Question

If \[2 \tan \alpha = 3 \tan \beta,\]  prove that \[\tan \left( \alpha - \beta \right) = \frac{\sin 2\beta}{5 - \cos 2\beta}\] .

 

Answer 1

Given: \[2 \tan \alpha = 3 \tan \beta\]

\[LHS = \frac{tan\alpha - tan\beta}{1 + tan\alpha \times tan\beta}\]
\[ = \frac{\frac{3}{2} \times tan\beta - tan\beta}{1 + \frac{3}{2} \tan^2 \beta} \left( \because 2tan\alpha = 3tan\beta \right)\]
\[ = \frac{\frac{1}{2} \times tan\beta}{1 + \frac{3}{2} \tan^2 \beta} = \frac{tan\beta}{2 + 3 \tan^2 \beta}\]
\[ = \frac{\frac{sin\beta}{cos\beta}}{2 + 3\frac{\sin^2 \beta}{\cos^2 \beta}} = \frac{\frac{sin\beta}{cos\beta} \times \cos^2 \beta}{2 \cos^2 \beta + 3 \sin^2 \beta}\]

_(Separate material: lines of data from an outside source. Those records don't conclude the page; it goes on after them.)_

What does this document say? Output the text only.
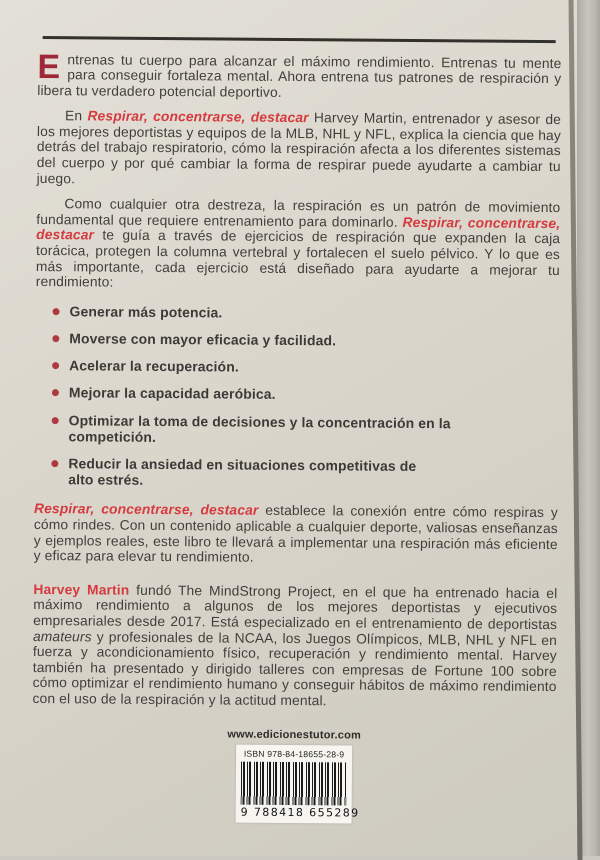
Entrenas tu cuerpo para alcanzar el máximo rendimiento. Entrenas tu mente para conseguir fortaleza mental. Ahora entrena tus patrones de respiración y libera tu verdadero potencial deportivo.

En Respirar, concentrarse, destacar Harvey Martin, entrenador y asesor de los mejores deportistas y equipos de la MLB, NHL y NFL, explica la ciencia que hay detrás del trabajo respiratorio, cómo la respiración afecta a los diferentes sistemas del cuerpo y por qué cambiar la forma de respirar puede ayudarte a cambiar tu juego.

Como cualquier otra destreza, la respiración es un patrón de movimiento fundamental que requiere entrenamiento para dominarlo. Respirar, concentrarse, destacar te guía a través de ejercicios de respiración que expanden la caja torácica, protegen la columna vertebral y fortalecen el suelo pélvico. Y lo que es más importante, cada ejercicio está diseñado para ayudarte a mejorar tu rendimiento:

Generar más potencia.
Moverse con mayor eficacia y facilidad.
Acelerar la recuperación.
Mejorar la capacidad aeróbica.
Optimizar la toma de decisiones y la concentración en la competición.
Reducir la ansiedad en situaciones competitivas de alto estrés.

Respirar, concentrarse, destacar establece la conexión entre cómo respiras y cómo rindes. Con un contenido aplicable a cualquier deporte, valiosas enseñanzas y ejemplos reales, este libro te llevará a implementar una respiración más eficiente y eficaz para elevar tu rendimiento.

Harvey Martin fundó The MindStrong Project, en el que ha entrenado hacia el máximo rendimiento a algunos de los mejores deportistas y ejecutivos empresariales desde 2017. Está especializado en el entrenamiento de deportistas amateurs y profesionales de la NCAA, los Juegos Olímpicos, MLB, NHL y NFL en fuerza y acondicionamiento físico, recuperación y rendimiento mental. Harvey también ha presentado y dirigido talleres con empresas de Fortune 100 sobre cómo optimizar el rendimiento humano y conseguir hábitos de máximo rendimiento con el uso de la respiración y la actitud mental.

www.edicionestutor.com
ISBN 978-84-18655-28-9
9 788418 655289
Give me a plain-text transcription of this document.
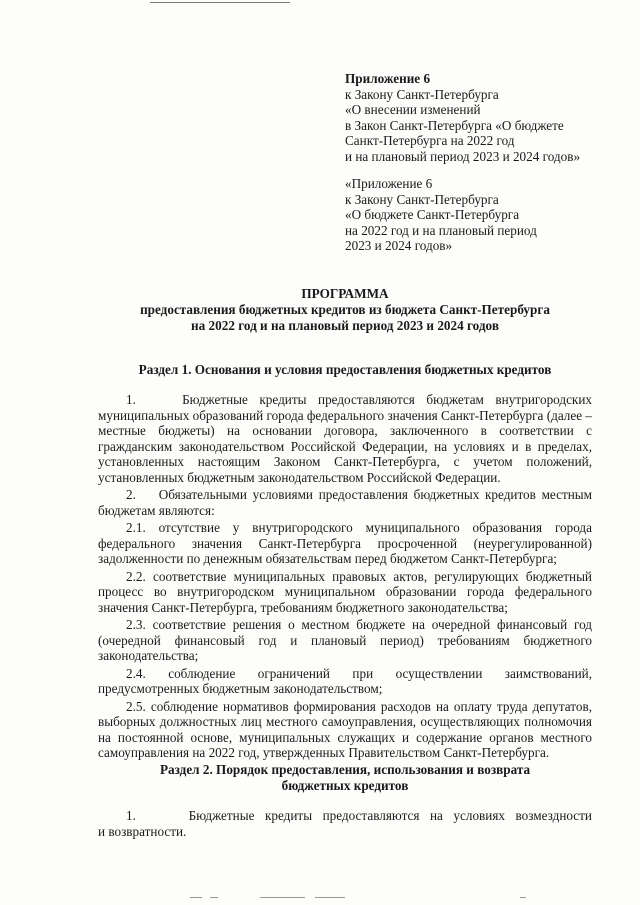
Приложение 6
к Закону Санкт-Петербурга
«О внесении изменений
в Закон Санкт-Петербурга «О бюджете
Санкт-Петербурга на 2022 год
и на плановый период 2023 и 2024 годов»
«Приложение 6
к Закону Санкт-Петербурга
«О бюджете Санкт-Петербурга
на 2022 год и на плановый период
2023 и 2024 годов»
ПРОГРАММА
предоставления бюджетных кредитов из бюджета Санкт-Петербурга
на 2022 год и на плановый период 2023 и 2024 годов
Раздел 1. Основания и условия предоставления бюджетных кредитов

1.    Бюджетные кредиты предоставляются бюджетам внутригородских муниципальных образований города федерального значения Санкт-Петербурга (далее – местные бюджеты) на основании договора, заключенного в соответствии с гражданским законодательством Российской Федерации, на условиях и в пределах, установленных настоящим Законом Санкт-Петербурга, с учетом положений, установленных бюджетным законодательством Российской Федерации.

2.    Обязательными условиями предоставления бюджетных кредитов местным бюджетам являются:

2.1. отсутствие у внутригородского муниципального образования города федерального значения Санкт-Петербурга просроченной (неурегулированной) задолженности по денежным обязательствам перед бюджетом Санкт-Петербурга;

2.2. соответствие муниципальных правовых актов, регулирующих бюджетный процесс во внутригородском муниципальном образовании города федерального значения Санкт-Петербурга, требованиям бюджетного законодательства;

2.3. соответствие решения о местном бюджете на очередной финансовый год (очередной финансовый год и плановый период) требованиям бюджетного законодательства;

2.4. соблюдение ограничений при осуществлении заимствований, предусмотренных бюджетным законодательством;

2.5. соблюдение нормативов формирования расходов на оплату труда депутатов, выборных должностных лиц местного самоуправления, осуществляющих полномочия на постоянной основе, муниципальных служащих и содержание органов местного самоуправления на 2022 год, утвержденных Правительством Санкт-Петербурга.

Раздел 2. Порядок предоставления, использования и возврата
бюджетных кредитов
1.     Бюджетные кредиты предоставляются на условиях возмездности
и возвратности.
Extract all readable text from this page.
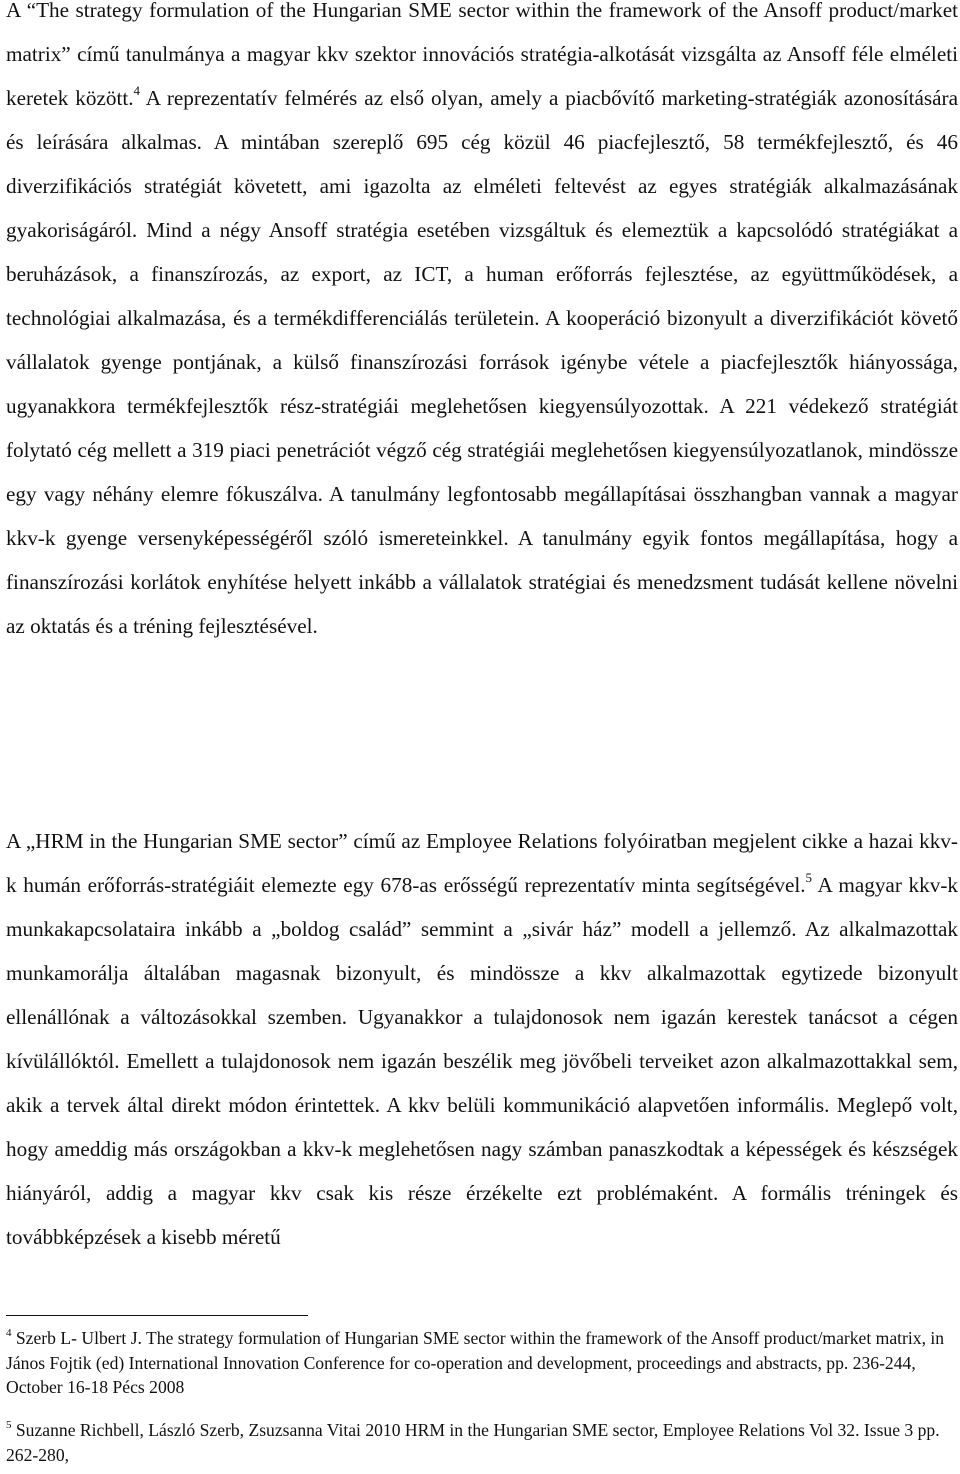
A “The strategy formulation of the Hungarian SME sector within the framework of the Ansoff product/market matrix” című tanulmánya a magyar kkv szektor innovációs stratégia-alkotását vizsgálta az Ansoff féle elméleti keretek között.$^4$ A reprezentatív felmérés az első olyan, amely a piacbővítő marketing-stratégiák azonosítására és leírására alkalmas. A mintában szereplő 695 cég közül 46 piacfejlesztő, 58 termékfejlesztő, és 46 diverzifikációs stratégiát követett, ami igazolta az elméleti feltevést az egyes stratégiák alkalmazásának gyakoriságáról. Mind a négy Ansoff stratégia esetében vizsgáltuk és elemeztük a kapcsolódó stratégiákat a beruházások, a finanszírozás, az export, az ICT, a human erőforrás fejlesztése, az együttműködések, a technológiai alkalmazása, és a termékdifferenciálás területein. A kooperáció bizonyult a diverzifikációt követő vállalatok gyenge pontjának, a külső finanszírozási források igénybe vétele a piacfejlesztők hiányossága, ugyanakkora termékfejlesztők rész-stratégiái meglehetősen kiegyensúlyozottak. A 221 védekező stratégiát folytató cég mellett a 319 piaci penetrációt végző cég stratégiái meglehetősen kiegyensúlyozatlanok, mindössze egy vagy néhány elemre fókuszálva. A tanulmány legfontosabb megállapításai összhangban vannak a magyar kkv-k gyenge versenyképességéről szóló ismereteinkkel. A tanulmány egyik fontos megállapítása, hogy a finanszírozási korlátok enyhítése helyett inkább a vállalatok stratégiai és menedzsment tudását kellene növelni az oktatás és a tréning fejlesztésével.

A „HRM in the Hungarian SME sector” című az Employee Relations folyóiratban megjelent cikke a hazai kkv-k humán erőforrás-stratégiáit elemezte egy 678-as erősségű reprezentatív minta segítségével.$^5$ A magyar kkv-k munkakapcsolataira inkább a „boldog család” semmint a „sivár ház” modell a jellemző. Az alkalmazottak munkamorálja általában magasnak bizonyult, és mindössze a kkv alkalmazottak egytizede bizonyult ellenállónak a változásokkal szemben. Ugyanakkor a tulajdonosok nem igazán kerestek tanácsot a cégen kívülállóktól. Emellett a tulajdonosok nem igazán beszélik meg jövőbeli terveiket azon alkalmazottakkal sem, akik a tervek által direkt módon érintettek. A kkv belüli kommunikáció alapvetően informális. Meglepő volt, hogy ameddig más országokban a kkv-k meglehetősen nagy számban panaszkodtak a képességek és készségek hiányáról, addig a magyar kkv csak kis része érzékelte ezt problémaként. A formális tréningek és továbbképzések a kisebb méretű

$^4$ Szerb L- Ulbert J. The strategy formulation of Hungarian SME sector within the framework of the Ansoff product/market matrix, in János Fojtik (ed) International Innovation Conference for co-operation and development, proceedings and abstracts, pp. 236-244, October 16-18 Pécs 2008

$^5$ Suzanne Richbell, László Szerb, Zsuzsanna Vitai 2010 HRM in the Hungarian SME sector, Employee Relations Vol 32. Issue 3 pp. 262-280,
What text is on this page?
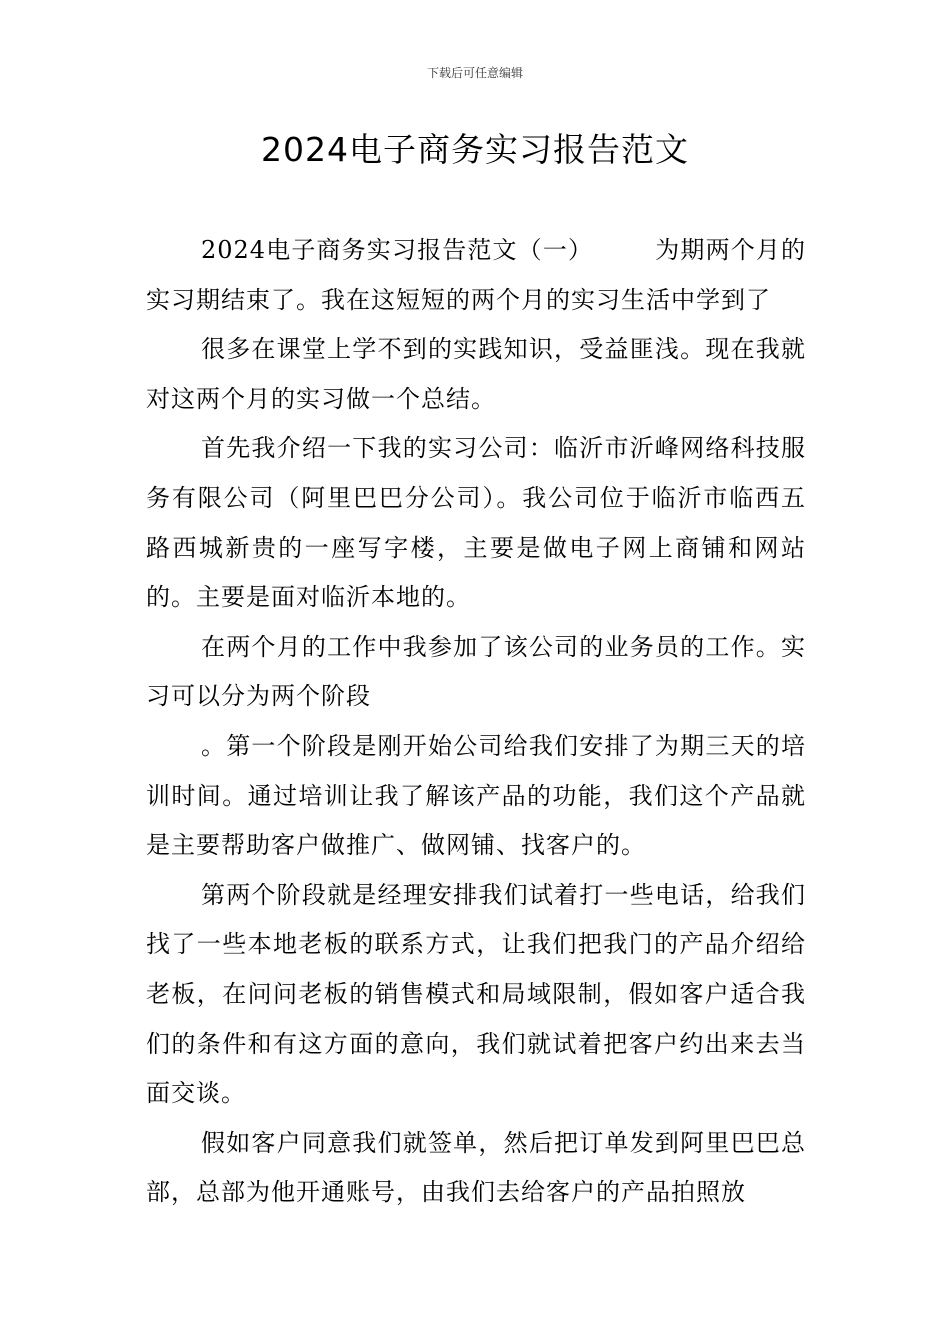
下载后可任意编辑
2024电子商务实习报告范文

2024电子商务实习报告范文（一）	为期两个月的实习期结束了。我在这短短的两个月的实习生活中学到了

很多在课堂上学不到的实践知识，受益匪浅。现在我就对这两个月的实习做一个总结。

首先我介绍一下我的实习公司：临沂市沂峰网络科技服务有限公司（阿里巴巴分公司）。我公司位于临沂市临西五路西城新贵的一座写字楼，主要是做电子网上商铺和网站的。主要是面对临沂本地的。

在两个月的工作中我参加了该公司的业务员的工作。实习可以分为两个阶段

。第一个阶段是刚开始公司给我们安排了为期三天的培训时间。通过培训让我了解该产品的功能，我们这个产品就是主要帮助客户做推广、做网铺、找客户的。

第两个阶段就是经理安排我们试着打一些电话，给我们找了一些本地老板的联系方式，让我们把我门的产品介绍给老板，在问问老板的销售模式和局域限制，假如客户适合我们的条件和有这方面的意向，我们就试着把客户约出来去当面交谈。

假如客户同意我们就签单，然后把订单发到阿里巴巴总部，总部为他开通账号，由我们去给客户的产品拍照放
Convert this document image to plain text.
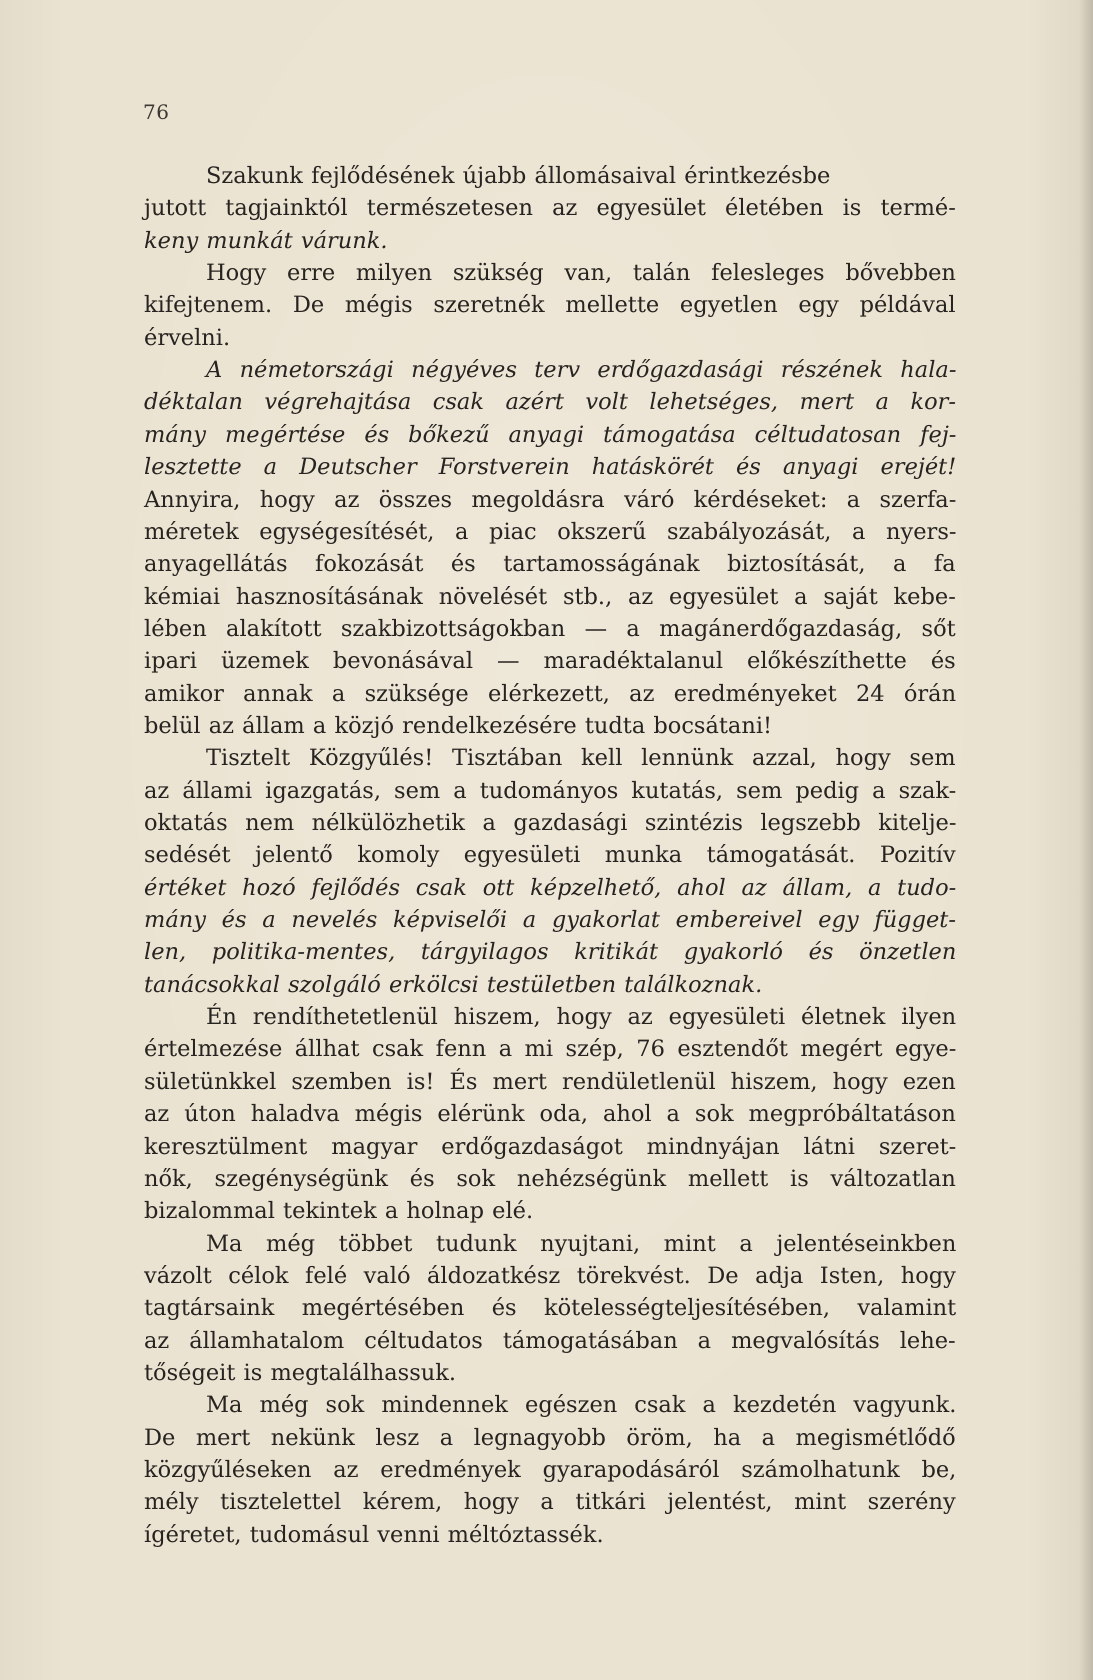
76
Szakunk fejlődésének újabb állomásaival érintkezésbe
jutott tagjainktól természetesen az egyesület életében is termé-
keny munkát várunk.
Hogy erre milyen szükség van, talán felesleges bővebben
kifejtenem. De mégis szeretnék mellette egyetlen egy példával
érvelni.
A németországi négyéves terv erdőgazdasági részének hala-
déktalan végrehajtása csak azért volt lehetséges, mert a kor-
mány megértése és bőkezű anyagi támogatása céltudatosan fej-
lesztette a Deutscher Forstverein hatáskörét és anyagi erejét!
Annyira, hogy az összes megoldásra váró kérdéseket: a szerfa-
méretek egységesítését, a piac okszerű szabályozását, a nyers-
anyagellátás fokozását és tartamosságának biztosítását, a fa
kémiai hasznosításának növelését stb., az egyesület a saját kebe-
lében alakított szakbizottságokban — a magánerdőgazdaság, sőt
ipari üzemek bevonásával — maradéktalanul előkészíthette és
amikor annak a szüksége elérkezett, az eredményeket 24 órán
belül az állam a közjó rendelkezésére tudta bocsátani!
Tisztelt Közgyűlés! Tisztában kell lennünk azzal, hogy sem
az állami igazgatás, sem a tudományos kutatás, sem pedig a szak-
oktatás nem nélkülözhetik a gazdasági szintézis legszebb kitelje-
sedését jelentő komoly egyesületi munka támogatását. Pozitív
értéket hozó fejlődés csak ott képzelhető, ahol az állam, a tudo-
mány és a nevelés képviselői a gyakorlat embereivel egy függet-
len, politika-mentes, tárgyilagos kritikát gyakorló és önzetlen
tanácsokkal szolgáló erkölcsi testületben találkoznak.
Én rendíthetetlenül hiszem, hogy az egyesületi életnek ilyen
értelmezése állhat csak fenn a mi szép, 76 esztendőt megért egye-
sületünkkel szemben is! És mert rendületlenül hiszem, hogy ezen
az úton haladva mégis elérünk oda, ahol a sok megpróbáltatáson
keresztülment magyar erdőgazdaságot mindnyájan látni szeret-
nők, szegénységünk és sok nehézségünk mellett is változatlan
bizalommal tekintek a holnap elé.
Ma még többet tudunk nyujtani, mint a jelentéseinkben
vázolt célok felé való áldozatkész törekvést. De adja Isten, hogy
tagtársaink megértésében és kötelességteljesítésében, valamint
az államhatalom céltudatos támogatásában a megvalósítás lehe-
tőségeit is megtalálhassuk.
Ma még sok mindennek egészen csak a kezdetén vagyunk.
De mert nekünk lesz a legnagyobb öröm, ha a megismétlődő
közgyűléseken az eredmények gyarapodásáról számolhatunk be,
mély tisztelettel kérem, hogy a titkári jelentést, mint szerény
ígéretet, tudomásul venni méltóztassék.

\[= \frac{sin\beta \times cos\beta}{2 \cos^2 \beta + 2 \sin^2 \beta + \sin^2 \beta}\]
\[ = \frac{1}{2}\frac{2sin\beta \times cos\beta}{2\left( \cos^2 \beta + \sin^2 \beta \right) + \sin^2 \beta}\]
\[ = \frac{1}{2}\frac{\sin2\beta}{\left( 2 + \sin^2 \beta \right)} = \frac{\sin2\beta}{4 + 2 \sin^2 \beta}\]
\[ = \frac{\sin2\beta}{4 + 2\left( 1 - \cos^2 \beta \right)} = \frac{\sin2\beta}{6 - 2 \cos^2 \beta}\]
\[ = \frac{\sin2\beta}{6 - \left( 1 + \cos2\beta \right)} \left( \because 1 + \cos2\beta = 2 \cos^2 \beta \right)\]
\[ = \frac{\sin2\beta}{5 - \cos2\beta} = RHS\]
\[\text{ Hence proved } .\]